Statisticians would not approve

With the move to programming languages, people started developing more algorithms. Started to do more experiments. Some of theses experiments hardcore statisticians would never approve. You will never see a statistician take the average of two predictions for linear models and call it the final prediction. Many discussions arise with statistical significance. Model significance matters, but does it need to stall progress?

The newer ensemble based algorithms worked. They helped win Kaggle competitions.

With advent of more such algorithms and techniques, it did not make sense to call this new breed of professionals as ‘Statisticians’. They don’t really have a statistics degree, or think like statisticians do. For them, only results matter.

Companies had to give them designations. Some of them not so clear and proper. Such as ‘Business Analyst’, ‘Information Analyst’, ‘Data specialist’ etc. This was around the start of 2010’s.

Though the folks were doing similar jobs, their were called with different designations when they moved to different companies. To be fair, even now, there is ambiguity. By the way, certain companies call people who solely build tableau dashboards, or run only SQL queries as Data Scientist, which is not the profession I am describing here.

Back to topic, you cannot call them statisticians, but they do what statistician used to do, plus you have to be savvy with programming and ML algorithms.

It was at this time, in 2012, Thomas H. Davenport and DJ Patil wrote the famous article titled “Data Scientist: The Sexiest Job of the 21st Century”. The term just caught on since then.

They save lot of money for companies, as a result companies were willing to pay more.
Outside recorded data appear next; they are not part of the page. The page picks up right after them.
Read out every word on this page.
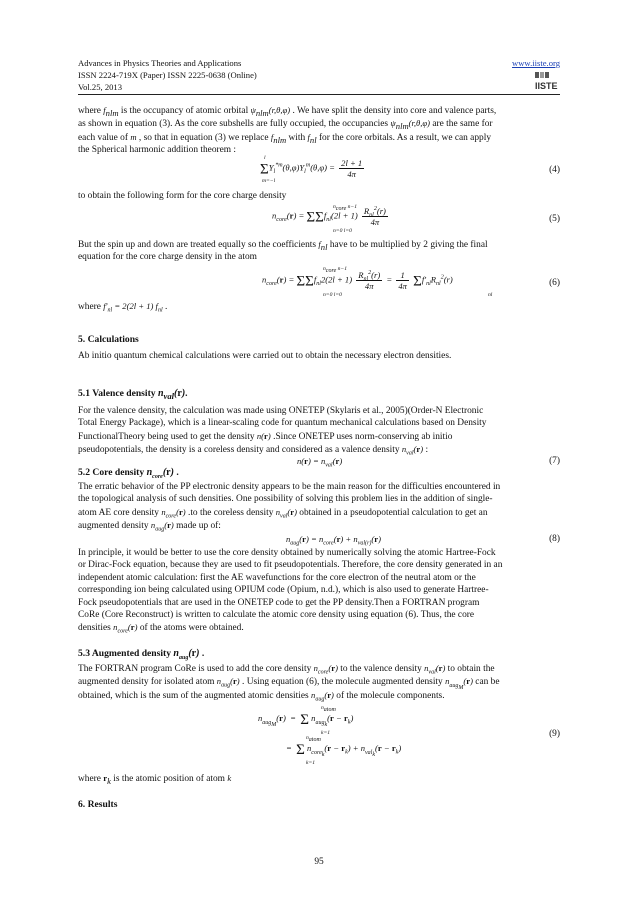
Advances in Physics Theories and Applications
ISSN 2224-719X (Paper) ISSN 2225-0638 (Online)
Vol.25, 2013
www.iiste.org
IISTE
where $f_{nlm}$ is the occupancy of atomic orbital $\psi_{nlm}(r,\theta,\varphi)$ . We have split the density into core and valence parts,
as shown in equation (3). As the core subshells are fully occupied, the occupancies $\psi_{nlm}(r,\theta,\varphi)$ are the same for
each value of m , so that in equation (3) we replace $f_{nlm}$ with $f_{nl}$ for the core orbitals. As a result, we can apply
the Spherical harmonic addition theorem :
$\Sigma Y_l^{*m}(\theta,\varphi)Y_l^m(\theta,\varphi) = \frac{2l + 1}{4\pi}$
l
m=−l
(4)
to obtain the following form for the core charge density
$n_{core}(r) = \Sigma\Sigma f_{nl}(2l + 1) \frac{R_{nl}^2(r)}{4\pi}$
$n_{core}$ n−1
n=0 l=0
(5)
But the spin up and down are treated equally so the coefficients $f_{nl}$ have to be multiplied by 2 giving the final
equation for the core charge density in the atom
$n_{core}(r) = \Sigma\Sigma f_{nl}2(2l + 1) \frac{R_{nl}^2(r)}{4\pi} = \frac{1}{4\pi} \Sigma f'_{nl}R_{nl}^2(r)$
$n_{core}$ n−1
n=0 l=0	nl
(6)
where $f'_{nl} = 2(2l + 1)$ $f_{nl}$ .
5. Calculations
Ab initio quantum chemical calculations were carried out to obtain the necessary electron densities.
5.1 Valence density $n_{val}(r)$.
For the valence density, the calculation was made using ONETEP (Skylaris et al., 2005)(Order-N Electronic
Total Energy Package), which is a linear-scaling code for quantum mechanical calculations based on Density
FunctionalTheory being used to get the density n(r) .Since ONETEP uses norm-conserving ab initio
pseudopotentials, the density is a coreless density and considered as a valence density $n_{val}(r)$ :
$n(r) = n_{val}(r)$	(7)
5.2 Core density $n_{core}(r)$ .
The erratic behavior of the PP electronic density appears to be the main reason for the difficulties encountered in
the topological analysis of such densities. One possibility of solving this problem lies in the addition of single-
atom AE core density $n_{core}(r)$ .to the coreless density $n_{val}(r)$ obtained in a pseudopotential calculation to get an
augmented density $n_{aug}(r)$ made up of:
$n_{aug}(r) = n_{core}(r) + n_{val(r)}(r)$	(8)
In principle, it would be better to use the core density obtained by numerically solving the atomic Hartree-Fock
or Dirac-Fock equation, because they are used to fit pseudopotentials. Therefore, the core density generated in an
independent atomic calculation: first the AE wavefunctions for the core electron of the neutral atom or the
corresponding ion being calculated using OPIUM code (Opium, n.d.), which is also used to generate Hartree-
Fock pseudopotentials that are used in the ONETEP code to get the PP density.Then a FORTRAN program
CoRe (Core Reconstruct) is written to calculate the atomic core density using equation (6). Thus, the core
densities $n_{core}(r)$ of the atoms were obtained.
5.3 Augmented density $n_{aug}(r)$ .
The FORTRAN program CoRe is used to add the core density $n_{core}(r)$ to the valence density $n_{val}(r)$ to obtain the
augmented density for isolated atom $n_{aug}(r)$ . Using equation (6), the molecule augmented density $n_{aug_M}(r)$ can be
obtained, which is the sum of the augmented atomic densities $n_{aug}(r)$ of the molecule components.
$n_{aug_M}(r) = \Sigma$ $n_{aug_k}(r - r_k)$
$n_{atom}$
k=1
=  Σ $n_{core_k}(r - r_k) + n_{val_k}(r - r_k)$
$n_{atom}$
k=1
(9)
where $r_k$ is the atomic position of atom k
6. Results
95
Far more than traditional IT jobs.

With more companies embracing Data Science, more use cases arise with that more opportunities. Unlike traditional jobs, these professionals were able to apply the ideas learnt from working with a Technology company to a Pharmaceutical company. They were not stuck with a specific domain.

What’s the pay like?

Salaries vary from country to country and city to city. The generally accepted notion is Data Scientist are high paid, slightly and sometimes significantly higher than software engineers with the same company.
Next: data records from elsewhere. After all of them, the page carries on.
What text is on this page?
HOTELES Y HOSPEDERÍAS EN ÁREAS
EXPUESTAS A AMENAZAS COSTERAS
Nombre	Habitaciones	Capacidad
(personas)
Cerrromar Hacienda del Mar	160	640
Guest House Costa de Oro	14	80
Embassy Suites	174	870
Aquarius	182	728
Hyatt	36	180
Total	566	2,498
Here is a detailed analysis of salaries of Data Scientists collected across multiple countries.

This job was and is still booming. Well, the natural question is, is this just a wave? Will Data Science go out of trend?

Will Data Scientists go out of trend?

Is it just another wave?

Not really. Let me tell you why and the add some perspective.

Unlike typical IT jobs, Data Scientists need to be good at math and general problem solving. They also need to be good in programming, stats, learn a math behind the algorithms, understand the business, connect the dots and tell the story.

So, hiring quality Data Scientists who are really good at the job is a challenge for companies. You need to be able to execute projects that bring value.

Second, it cannot be considered as a wave because, Govt’s are investing heavily in AI / Data Science. Colleges have degrees in Data Science, even schools have started teaching it.

My prediction is just like how the current generation was taught Trigonometry and algebra at School, there will be a time when school students will be expected to explain the math behind Random forests and Linear Regression in board exams.

A super star Data Scientist would be someone who is good with the concepts, problem solving, business understanding, stakeholder management and story telling, able to build or integrate ML to web/mobile apps, deploy the ML to cloud services, able to work with big data using Apache spark etc, know how to write optimal code, software engineering ideas like SOLID principles, good with optimization techniques, probabilistic modeling, deep learning so on and so forth.

Well, the ask is long, so is the need.

So, the point is the demand for Data Scientists is and will continue to rise and the roles will get more specialized, we are already seeing that will the bifurcation of ML Engineers, ML Ops Engineers, ML scientists etc.

I am not so sure about the supply because, DS is not everyone’s cup of tea.